The famous Baumgärtner altar-piece was painted for the patrician family of that name, as a votive picture, in thanksgiving for the safe return of its knightly members from the Swiss campaigns. Nuremberg unwillingly surrendered it to Maximilian of Bavaria, and it is now in the Munich Pinakothek. It consists of a central picture of “The Nativity,” of no special merit, with two wings, the first of which shows Stephen Baumgärtner, a meagre-faced and resolute knight, in the character of St. George, while the other portrays the plain-mannered and practical Lucas Baumgärtner, in the garb of St. Eustachius. These excellent portrait-figures are clad in armor, and stand by the sides of their horses.
The “Vision of St. Eustachius” was executed on copper-plate, and is one of Dürer’s most delicate and beautiful works. It shows the huntsman Eustachius as a strong and earnest German mystic, kneeling before the miraculous crucifix set in the stag’s forehead, which has appeared to convict him of his sins, and to stimulate in him that faith by which he led a new life of prayer and praise, and won a martyr’s crown. His solemn-faced horse seems to realize that a miracle is taking place; and in the foreground are five delicately drawn hounds. On the steep hill in the rear a noble and picturesque mediæval castle rears its battlemented towers above long lines of cliffs. Tradition says that the face of Eustachius is a portrait of the Emperor Maximilian. When the Emperor Rudolph secured the original plate of the engraving, he had it richly gilded.
“The Great Fortune,” or “The Nemesis,” is a copper-plate showing a repulsively ugly naked woman, with wings, holding a rich chalice and a bridle, while on the earth below is a beautiful mountain village between two confluent rivers. Sandrart says that this is the Hungarian village of Eytas, where Dürer’s father was born; but there is no proof of this theory. “The Coat-of-Arms with the Cock” is a fine copper-plate, with some obscure allegorical significance, representing, perhaps, Vigilance by the cock which stands on a closed helmet, and Faith by the rampant lion on the shield below.
CHAPTER V.
St. Jerome.—The Melencolia.—Death of Dürer’s Mother.—Raphael.—Etchings.—Maximilian’s Arch.—Visit to Augsburg.

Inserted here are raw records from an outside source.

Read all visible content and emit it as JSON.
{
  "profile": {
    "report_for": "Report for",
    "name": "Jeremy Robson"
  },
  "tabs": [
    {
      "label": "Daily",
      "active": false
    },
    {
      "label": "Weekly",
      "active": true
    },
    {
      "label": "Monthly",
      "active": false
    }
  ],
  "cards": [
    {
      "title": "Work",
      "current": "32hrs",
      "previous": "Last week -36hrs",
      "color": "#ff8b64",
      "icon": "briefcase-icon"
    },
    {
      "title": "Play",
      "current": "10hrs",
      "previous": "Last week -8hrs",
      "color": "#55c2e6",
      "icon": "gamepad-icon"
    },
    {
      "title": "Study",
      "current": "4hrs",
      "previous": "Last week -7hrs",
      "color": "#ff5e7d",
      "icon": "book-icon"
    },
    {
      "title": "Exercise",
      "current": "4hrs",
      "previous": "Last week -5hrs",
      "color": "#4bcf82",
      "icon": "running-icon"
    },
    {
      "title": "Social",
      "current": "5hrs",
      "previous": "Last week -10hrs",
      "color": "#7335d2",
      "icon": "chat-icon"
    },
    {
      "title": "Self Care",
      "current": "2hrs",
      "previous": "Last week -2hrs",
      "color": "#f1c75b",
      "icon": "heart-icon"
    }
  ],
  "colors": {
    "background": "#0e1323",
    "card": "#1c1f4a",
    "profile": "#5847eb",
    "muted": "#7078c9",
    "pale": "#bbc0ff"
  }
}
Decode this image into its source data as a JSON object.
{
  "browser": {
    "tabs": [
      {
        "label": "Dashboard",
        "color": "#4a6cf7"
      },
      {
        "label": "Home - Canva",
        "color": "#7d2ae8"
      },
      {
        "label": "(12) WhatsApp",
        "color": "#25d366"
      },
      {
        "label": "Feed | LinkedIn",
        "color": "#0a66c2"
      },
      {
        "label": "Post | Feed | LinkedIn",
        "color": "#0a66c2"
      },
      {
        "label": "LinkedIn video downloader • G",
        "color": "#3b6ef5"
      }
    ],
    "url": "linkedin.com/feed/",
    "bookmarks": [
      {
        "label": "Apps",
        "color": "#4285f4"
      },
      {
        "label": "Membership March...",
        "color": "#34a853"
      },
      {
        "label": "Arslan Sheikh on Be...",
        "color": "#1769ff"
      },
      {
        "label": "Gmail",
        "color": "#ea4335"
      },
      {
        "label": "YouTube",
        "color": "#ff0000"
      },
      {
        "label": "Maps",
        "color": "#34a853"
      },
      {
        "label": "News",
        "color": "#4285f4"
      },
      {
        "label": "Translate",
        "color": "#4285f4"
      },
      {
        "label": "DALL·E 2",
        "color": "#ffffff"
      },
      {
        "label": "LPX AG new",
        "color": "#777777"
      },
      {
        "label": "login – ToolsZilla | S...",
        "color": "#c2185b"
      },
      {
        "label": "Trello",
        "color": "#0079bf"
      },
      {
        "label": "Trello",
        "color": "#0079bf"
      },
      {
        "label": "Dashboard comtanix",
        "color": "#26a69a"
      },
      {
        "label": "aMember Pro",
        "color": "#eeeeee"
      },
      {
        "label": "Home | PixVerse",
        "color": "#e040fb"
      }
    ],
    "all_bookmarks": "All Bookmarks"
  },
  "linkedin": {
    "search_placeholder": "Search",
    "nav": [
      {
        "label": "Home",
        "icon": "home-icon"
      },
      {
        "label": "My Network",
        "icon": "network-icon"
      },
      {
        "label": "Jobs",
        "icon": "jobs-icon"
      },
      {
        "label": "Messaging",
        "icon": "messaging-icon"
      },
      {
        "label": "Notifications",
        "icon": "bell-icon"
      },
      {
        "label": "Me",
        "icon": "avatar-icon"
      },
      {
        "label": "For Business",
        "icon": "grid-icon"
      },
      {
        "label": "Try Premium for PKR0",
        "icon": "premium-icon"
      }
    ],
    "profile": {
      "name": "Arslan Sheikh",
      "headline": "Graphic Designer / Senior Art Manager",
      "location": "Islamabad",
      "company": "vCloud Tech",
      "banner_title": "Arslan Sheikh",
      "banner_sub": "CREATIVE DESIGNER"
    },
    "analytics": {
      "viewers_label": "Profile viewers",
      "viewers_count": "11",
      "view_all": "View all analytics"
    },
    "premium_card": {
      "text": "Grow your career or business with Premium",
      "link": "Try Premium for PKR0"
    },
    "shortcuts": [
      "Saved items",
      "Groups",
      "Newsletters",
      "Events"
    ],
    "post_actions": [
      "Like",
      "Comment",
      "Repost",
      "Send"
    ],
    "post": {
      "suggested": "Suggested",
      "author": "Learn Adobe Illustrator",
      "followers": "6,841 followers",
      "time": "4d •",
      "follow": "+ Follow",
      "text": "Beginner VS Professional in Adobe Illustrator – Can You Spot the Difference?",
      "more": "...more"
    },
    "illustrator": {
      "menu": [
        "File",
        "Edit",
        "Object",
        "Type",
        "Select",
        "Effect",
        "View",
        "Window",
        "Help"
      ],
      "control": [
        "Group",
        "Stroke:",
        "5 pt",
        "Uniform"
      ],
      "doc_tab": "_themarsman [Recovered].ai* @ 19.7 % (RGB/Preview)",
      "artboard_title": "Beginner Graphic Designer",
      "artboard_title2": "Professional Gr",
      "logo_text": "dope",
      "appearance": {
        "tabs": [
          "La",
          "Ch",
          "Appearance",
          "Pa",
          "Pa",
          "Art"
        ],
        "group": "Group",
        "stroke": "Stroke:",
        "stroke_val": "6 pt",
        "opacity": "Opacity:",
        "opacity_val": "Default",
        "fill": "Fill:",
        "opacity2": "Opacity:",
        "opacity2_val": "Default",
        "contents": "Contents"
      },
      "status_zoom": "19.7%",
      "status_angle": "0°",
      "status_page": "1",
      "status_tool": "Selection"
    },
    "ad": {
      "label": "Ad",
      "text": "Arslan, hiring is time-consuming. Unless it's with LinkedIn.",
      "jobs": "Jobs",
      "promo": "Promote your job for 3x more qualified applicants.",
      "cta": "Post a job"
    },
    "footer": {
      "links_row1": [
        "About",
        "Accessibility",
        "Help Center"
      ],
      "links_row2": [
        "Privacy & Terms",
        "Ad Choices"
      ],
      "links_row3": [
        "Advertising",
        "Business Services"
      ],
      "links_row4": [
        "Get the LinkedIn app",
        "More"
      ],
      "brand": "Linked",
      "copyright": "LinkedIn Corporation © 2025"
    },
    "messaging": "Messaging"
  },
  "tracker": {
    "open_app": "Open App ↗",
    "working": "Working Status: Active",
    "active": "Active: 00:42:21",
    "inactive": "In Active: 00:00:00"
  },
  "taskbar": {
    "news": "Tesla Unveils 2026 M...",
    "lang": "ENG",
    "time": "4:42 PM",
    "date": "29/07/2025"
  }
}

The copper-plate engraving of “St. Jerome in his Chamber” was executed in 1514, and is one of Dürer’s three greatest works, a marvel of brilliancy and beauty, full of accurate detail and minute perfection. The saint has a grand and venerable head, firmly outlined against a white halo, and is sitting in a cheerful monastic room, lighted by the sun streaming through two large arched windows, while he writes at his desk, translating the Scriptures. In the foreground the lion of St. Jerome is drowsing, alongside a fat watch-dog; a huge pumpkin hangs from one of the oaken beams overhead; and patristic tomes and convenient German utensils are scattered about the room.
“The Virgin on the Crescent Moon” was a copper-plate executed also in 1514, showing the graceful and charming Mary, treated with an idealism which almost suggests Raphael. This is one of the best of the seventeen Mary-pictures (Marien-bilder) which Dürer executed in copper. Other copper-plates of 1514 represented Sts. Paul and Thomas, the Bagpipe-Player, and a Dancing Rustic and his Wife.